The biggest risk of this approach is that (again very well described in the documents) ‘any operation that causes an improperly-signed boot image to be flashed will result in the device being unbootable and unrecoverable without unlocking the bootloader again.’ This includes the default System Updater for GrapheneOS as the signature of the official OTA now does not match the one used in avbroot. Since the Graphene’s System Update is very eager to update the system for security reasons, to prevent the device from rendering itself unbootable I had to disable the app from settings so that it cannot attempt installing an unpatched image.

The developer of avbroot, chenxiaolong, actually has another project called Custota, which solves this very problem. I should take a look at this sooner or later; thanks so much to chenxiaolong for creating these useful projects!

Trivia

Somewhat unrelated, but I found that zygisk was not available in GrapheneOS using vanilla Magisk. The reason why this is broken (not only about zygisk but about overall Magisk root approach) is well explained in this issue. Without zygisk, it is basically almost impossible to avoid any root detection nowadays, as most root hiding solutions such as Zygisk Assistant require zygisk to run properly. To get zygisk working on Magisk, it only needs a little addition to native/src/core/zygisk/gen_jni_hooks.py and then run the code to generate the proper jni_hooks.hpp for GrapheneOS, as shown in this PR.

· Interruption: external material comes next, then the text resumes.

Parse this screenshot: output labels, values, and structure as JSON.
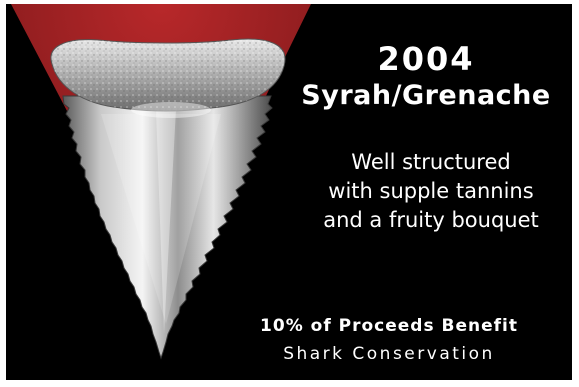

Since all I needed, in the end, was a one-time root access for ADB shell only, it might have been an option to build a userdebug GrapheneOS from source with ro.adb.secure=1 option, as stated in this issue. But I didn’t end up trying this approach because A) of my hardware limitations, I couldn’t manage to build Graphene from source, and B) further discussion hints that a build with this option cannot disable ADB.